Son albümleri Mükemmel Boşluk ile müzikal yönlerini değiştiren Redd, aynı yöndeki yeni albümleri Yersiz Göksüz Zamanlar ile üç yıllık aradan sonra tekrar karşımızda.
Üç yıl kulağa fazla gelse de, bu süre Mükemmel Boşluk’u sindirmek ve keyfini çıkarmak için yetersiz bir zaman dilimi bile olabilir. Kanıyorduk’u iki buçuk yıl sonunda kliplendirmeleri de bunu doğrular nitelikte.

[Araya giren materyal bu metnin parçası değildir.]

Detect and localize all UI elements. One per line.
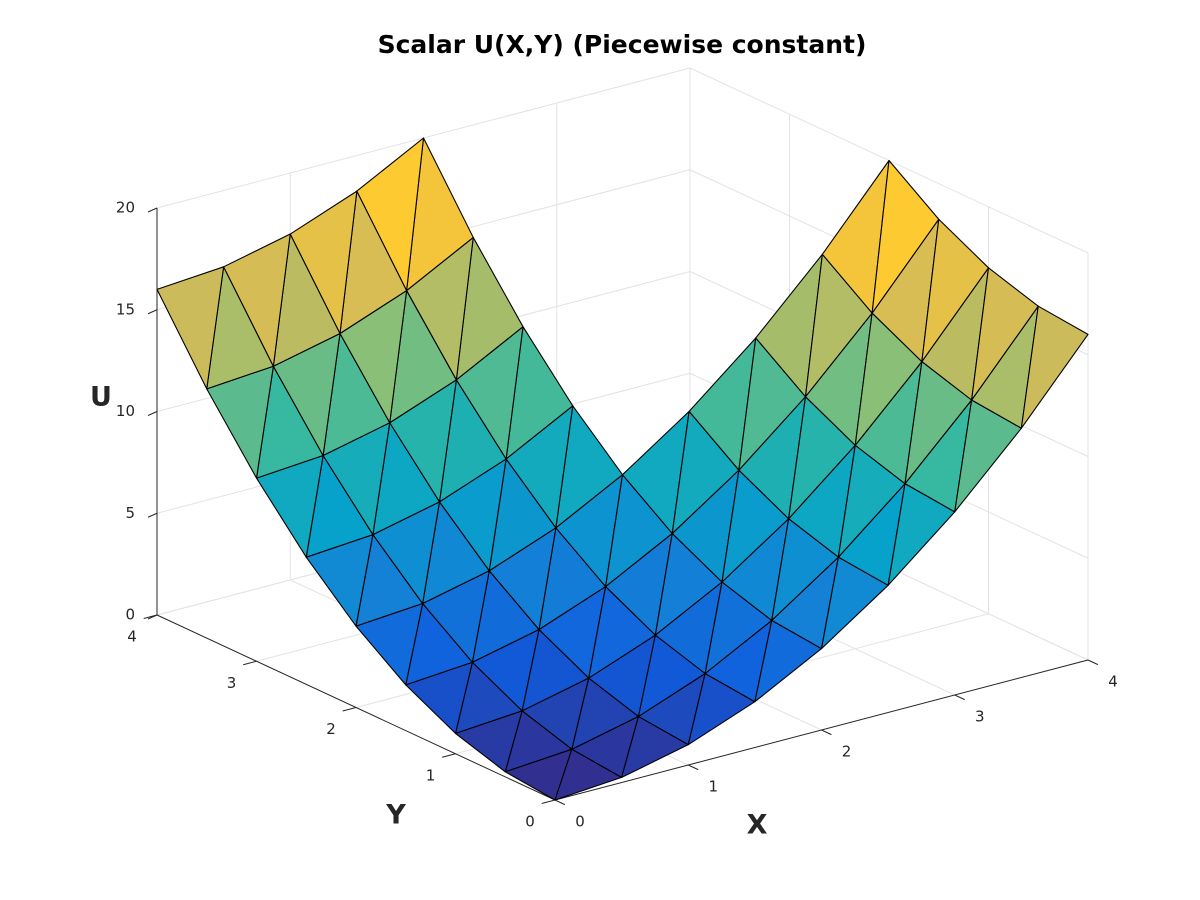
y-tick-label: 2	[326, 720, 336, 738]
surface-face	[971, 267, 1039, 401]
surface-face	[921, 218, 990, 363]
z-tick	[147, 512, 158, 518]
z-axis-label: U	[90, 382, 112, 413]
x-tick	[1087, 659, 1099, 666]
z-tick	[147, 614, 158, 620]
surface-face	[156, 266, 225, 390]
y-tick-label: 4	[127, 628, 137, 646]
y-tick	[342, 707, 357, 712]
x-tick-label: 4	[1108, 673, 1118, 691]
z-tick-label: 10	[116, 402, 135, 420]
surface-face	[223, 233, 291, 367]
z-tick-label: 15	[116, 300, 135, 318]
x-tick	[954, 694, 965, 701]
y-tick-label: 3	[227, 674, 237, 692]
surface-face	[356, 137, 425, 292]
surface-face	[289, 190, 358, 335]
x-tick	[688, 764, 699, 771]
y-tick-label: 1	[426, 766, 436, 784]
y-tick	[243, 660, 257, 666]
surface-face	[1020, 305, 1089, 429]
chart-title: Scalar U(X,Y) (Piecewise constant)	[378, 30, 867, 59]
x-tick	[821, 729, 832, 736]
surface-face	[871, 159, 940, 314]
z-tick	[147, 207, 158, 213]
y-tick	[442, 753, 456, 758]
z-tick	[147, 411, 158, 416]
x-tick	[554, 799, 566, 806]
x-axis-label: X	[747, 810, 768, 841]
x-tick-label: 2	[842, 743, 852, 761]
x-tick-label: 1	[708, 778, 718, 796]
z-tick-label: 5	[125, 504, 135, 522]
x-tick-label: 0	[575, 813, 585, 831]
z-tick-label: 0	[125, 606, 135, 624]
y-axis-label: Y	[385, 800, 406, 831]
y-tick-label: 0	[525, 813, 535, 831]
x-tick-label: 3	[975, 708, 985, 726]
z-tick-label: 20	[116, 199, 135, 217]
z-tick	[147, 309, 158, 315]
y-tick	[541, 799, 556, 804]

Yersiz Göksüz Zamanlar’a gelecek olursak albümü albüm olarak dinlemeyi seven insanlar için gerçekten güzel; dinlemesi oldukça kolay ve akıcı bir albüm. Bunda söz yazımında tercih edilen doğrudan anlatımın etkisinin yanında albüm boyunca dinginliğini koruyan müzikal altyapının da etkisi büyük.

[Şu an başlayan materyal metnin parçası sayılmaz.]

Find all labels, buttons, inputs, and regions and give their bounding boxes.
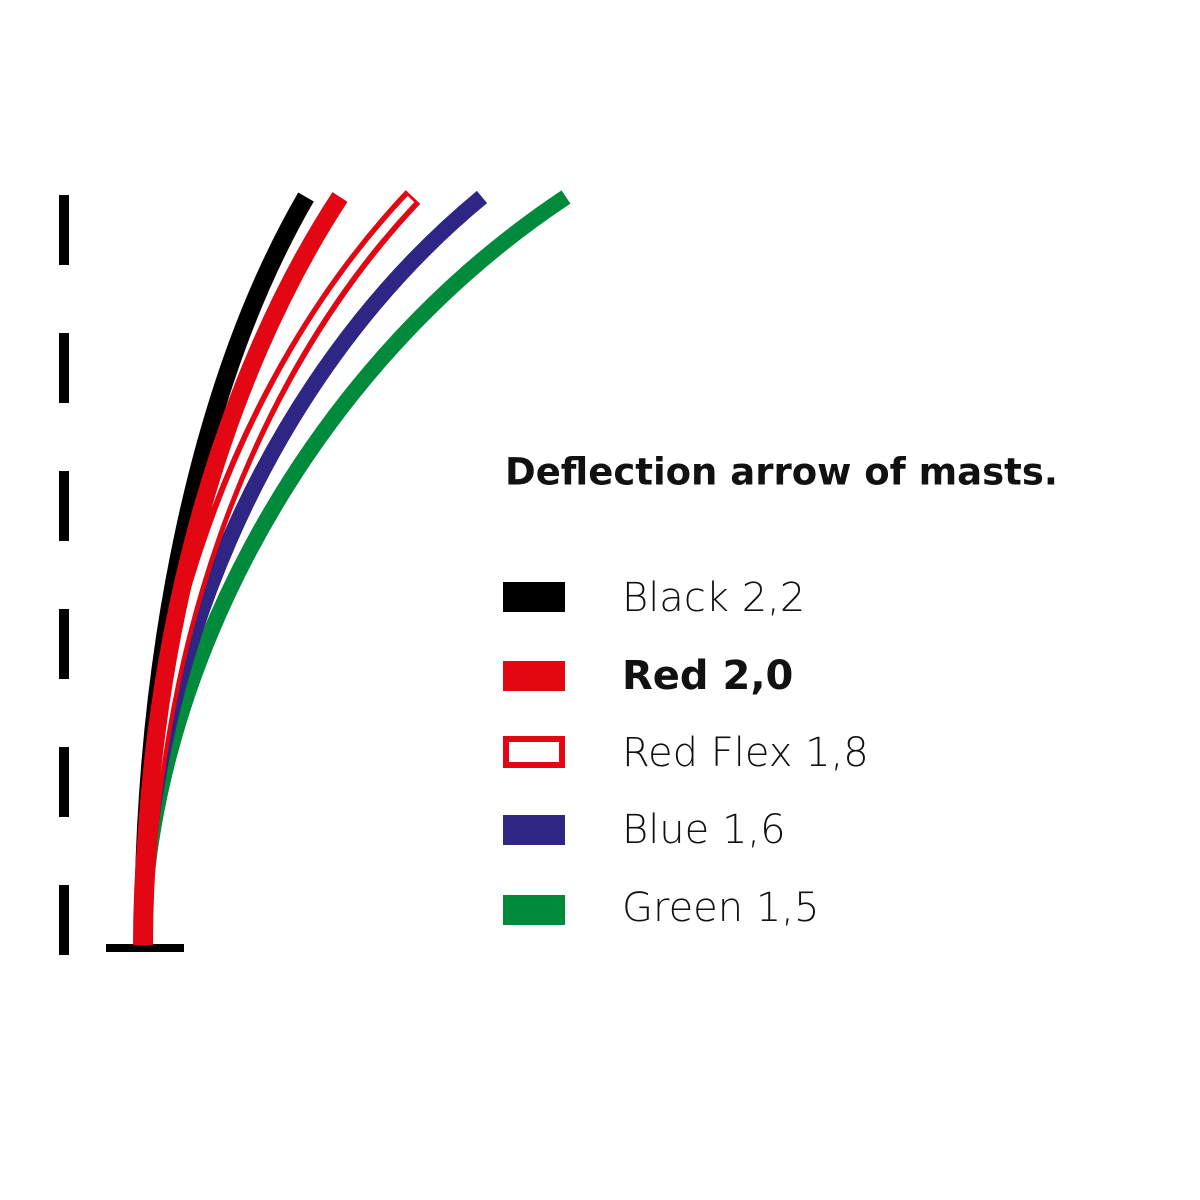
legend-label: Red Flex 1,8 bbox=[622, 730, 869, 776]
legend-swatch bbox=[503, 582, 565, 612]
legend-swatch bbox=[503, 736, 565, 768]
legend: Black 2,2 Red 2,0 Red Flex 1,8 Blue 1,6 … bbox=[503, 575, 869, 931]
curve-red bbox=[134, 192, 348, 946]
legend-swatch bbox=[503, 661, 565, 691]
legend-swatch bbox=[503, 895, 565, 925]
title: Deflection arrow of masts. bbox=[505, 451, 1058, 494]
legend-label: Green 1,5 bbox=[622, 885, 819, 931]
legend-swatch bbox=[503, 815, 565, 845]
mast-curves bbox=[133, 190, 571, 946]
legend-label: Red 2,0 bbox=[622, 653, 793, 699]
legend-label: Blue 1,6 bbox=[622, 807, 786, 853]
legend-label: Black 2,2 bbox=[622, 575, 805, 621]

Albüm, Yersiz Göksüz Şehirler isimli Bowie’nin son albümü Blackstar’dan esintiler taşıyan parça ile başlıyor. Önceki albümde yer alan Sextronot’ta ise bir Bowie tribute’ü duymuştuk daha önce de. Şarkı, açılış parçası olmamalı gibi garip bir hissiyat yaratsa da; albümün oldukça başarılı parçalarından biri.
Tutmuyor Frenler ve albüm aynı fazda devam ediyor. Müzikal olarak Redd kalitesinde fakat söz olarak zayıf bir şarkı diyebilirim.
Sen de Saçmala içimizi kıpraştıran iki nadir parçadan ilki. Ayrıca albümün en hoş parçalarından biri olmuş.
Sırada ise benim favorim olan Kafası Şekerli var. Bağımlılık yapan bir piyano melodisiyle başlıyor ve varyasyonları ile de cezbedici bir şekilde devam ediyor. Mükemmel bir hava oluşturmuş kendi içinde.
Hadi Salla önceki şarkı gibi bağımlılık yapan gitar ile icra edilmiş bir melodi ile başlıyor yine. Henüz adlandıramadığım bir hissiyat uyandırmakla birlikte bu parçada farklı bir şeyler olduğunu rahatlıkla söyleyebilirim. Zamanla anlayabilirim umarım.
İçimizi kıpraştıran iki nadir parçadan ikincisi Siktiret Boşver ile devam ediyoruz. Bu kıpraştırmanın ilkine göre daha yoğun olduğunu söyleyeyim. Geri kalan şarkılarda rastlamadığımız ilk albümlerdeki Redd kendini oldukça fazla hissettiriyor. Belki de ancak duyabildiğimiz eski bir parçadır.
Belki, belki, belki, benim yüzümden diyen Doğan ile Ölmüyor Öldürmüyor isimli parçaya geçiyoruz. Redd tarihinin en ‘doğusal’ perküsif saz partisyonlarını duyuyoruz belki de… Albümün kalanına oranla daha karanlık bir parça olduğunu söyleyebiliriz. Yine favorilerimden biri. 🙂
Yersiz Göksüz Zamanlar; Tutmuyor Frenler II ve Aşk Virüs, Bugün Herkes Ölsün İstedim, Kanıyorduk Live Studio Session versiyonları ile bize Mükemmel Boşluk’un ne kadar şahane bir albüm olduğunu hatırlatarak bitiyor.
Genel olarak bakacak olursak, Mükemmel Boşluk’u sevdiyseniz bu albümü daha çok seveceksiniz demişti Doğan Duru. Şimdilik öyle durmasa da, müzikal olarak geldikleri nokta bizleri oldukça tatmin ediyor. Yıl sonunda çıkacak yeni albümden beklentimizin çok daha fazla olduğunu belirtmeden geçmeyelim ve sizi albüm ile başbaşa bırakalım.